The recording session for Meteora went by really cool, but later on when I got back to my bed I had nightmares. I dreamt that blackbirds were following me to a hospital. The blackbirds were telling for me to get married as soon as possible, or else I’ll get attacked by mean groupies. I felt like a dork for dreaming this, but then the next day Joseph, bleh, I mean Remy, have told me that I must do it, or else those blackbirds will follow me. Honestly, I think I was drunk then. Well, anyway I gave Chester a new guitar for his 26th birthday. Phoenix got jealous. He threw the cake at my face. Not cool. I got angry, but then somebody dumped a bucket of water on me. Turns out it was my brother Jason. And I thought it was Chester’s birthday….not mine.

-Mike, feeling dreadful, March 21st, 2002

P.S. I think that I was downright dumb for renting out like 10 chick flicks. Epic fail, I was really drunk. “

“Have I said how much I love you as a friend for that guitar?” Chester said.

“Every day until June.” Mike replied.

“This one is great…” Chester turned the other page.

“Which one…. oh no, Chester!!!!!” Mike yelled.

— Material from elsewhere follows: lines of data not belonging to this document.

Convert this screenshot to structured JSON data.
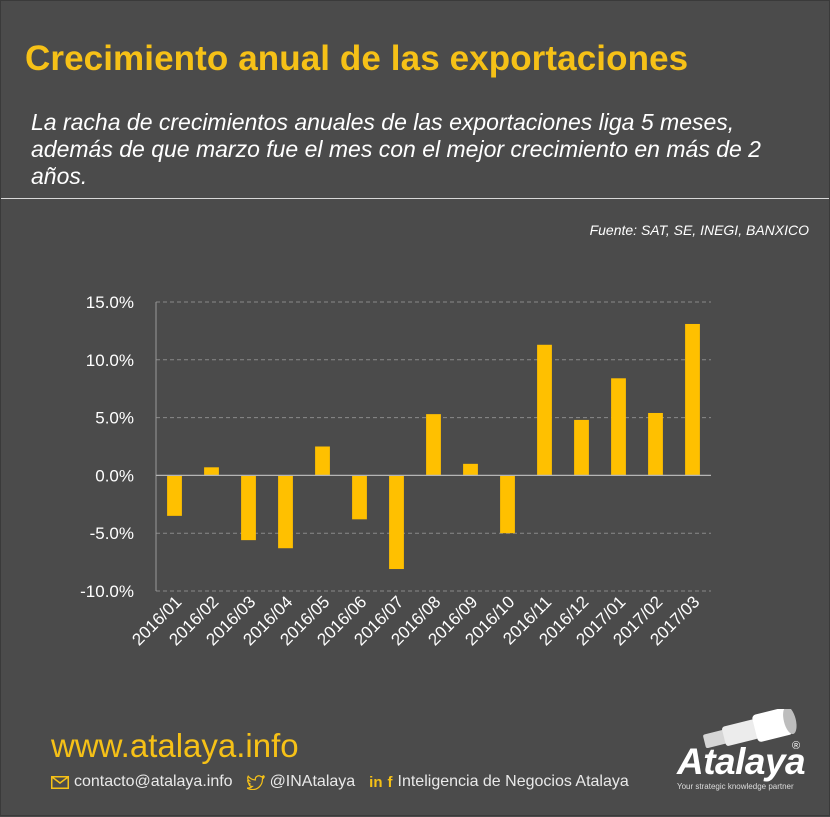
{
  "header": {
    "title": "Crecimiento anual de las exportaciones",
    "subtitle": "La racha de crecimientos anuales de las exportaciones liga 5 meses, además de que marzo fue el mes con el mejor crecimiento en más de 2 años.",
    "source": "Fuente: SAT, SE, INEGI, BANXICO"
  },
  "colors": {
    "accent": "#f6c117",
    "bar": "#ffc000",
    "background": "#4b4b4b",
    "grid": "#8a8a8a"
  },
  "chart_data": {
    "type": "bar",
    "title": "",
    "xlabel": "",
    "ylabel": "",
    "categories": [
      "2016/01",
      "2016/02",
      "2016/03",
      "2016/04",
      "2016/05",
      "2016/06",
      "2016/07",
      "2016/08",
      "2016/09",
      "2016/10",
      "2016/11",
      "2016/12",
      "2017/01",
      "2017/02",
      "2017/03"
    ],
    "values": [
      -3.5,
      0.7,
      -5.6,
      -6.3,
      2.5,
      -3.8,
      -8.1,
      5.3,
      1.0,
      -5.0,
      11.3,
      4.8,
      8.4,
      5.4,
      13.1
    ],
    "ylim": [
      -10,
      15
    ],
    "yticks": [
      15,
      10,
      5,
      0,
      -5,
      -10
    ],
    "ytick_labels": [
      "15.0%",
      "10.0%",
      "5.0%",
      "0.0%",
      "-5.0%",
      "-10.0%"
    ],
    "grid": true,
    "legend": "none"
  },
  "footer": {
    "url": "www.atalaya.info",
    "email": "contacto@atalaya.info",
    "twitter": "@INAtalaya",
    "social_name": "Inteligencia de Negocios Atalaya",
    "email_icon": "envelope-icon",
    "twitter_icon": "twitter-bird-icon",
    "linkedin_icon": "linkedin-icon",
    "facebook_icon": "facebook-icon",
    "linkedin_glyph": "in",
    "facebook_glyph": "f"
  },
  "logo": {
    "name": "Atalaya",
    "registered": "®",
    "tagline": "Your strategic knowledge partner",
    "icon": "telescope-icon"
  }
}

“I’ll read it anyway.” Chester said.

Anna was angry on me for acting like a douchebag a week after our honeymoon. I mean, I didn’t even come home because I was so busy with the crew. My head was already going to explode then she had to complain. Screw those blackbirds, I loved being a bachelor more. But I have to respect her…marrying a guy like me is…well, she deserves an award for it, baring my midnight lurks around the house, and me not even coming back home. I’d be surprise if she won’t file me for divorce…in let’s say three years. I mean, I love her. She’s smart, beautiful, nice, caring, wonderful, hot, ect…but I am too much of a dork to understand that. I LOVE YOU, ANNA. No matter what, but I hope you love me as well. Despite my habits, and…work.

-Mikey Pooh, May 31st, 2003”

Mikey Pooh, somebody shoot me, my sides hurt like hell” Chester said while he was laughing.

“Oh Chester don’t take everything you read seriously…” Mike replied.

“Oh this one is sweet!!!!!” Chester squeaked.

“Fuck, fuck, FUCK!!!!! Major headache from all of the sweets I ate today. I had to take my chances though, it’s not every day you get a lot of chocolate from Switzerland…so sweet and tasty, with nuts and…I think I’ll go eat some more. Will worry about the headache tomorrow. And I have to meet this guy named Chester tomorrow. They say his voice is awesome…we need a good vocalist. Then I can be the greatest emcee that ever lived. Take that, Slim Shady. But I will never be as great as 2Pac, rest in peaces bro.

-Mike, February 28th, 1999”

Mike and Chester were already laughing out loud. Which had woken Phoenix up.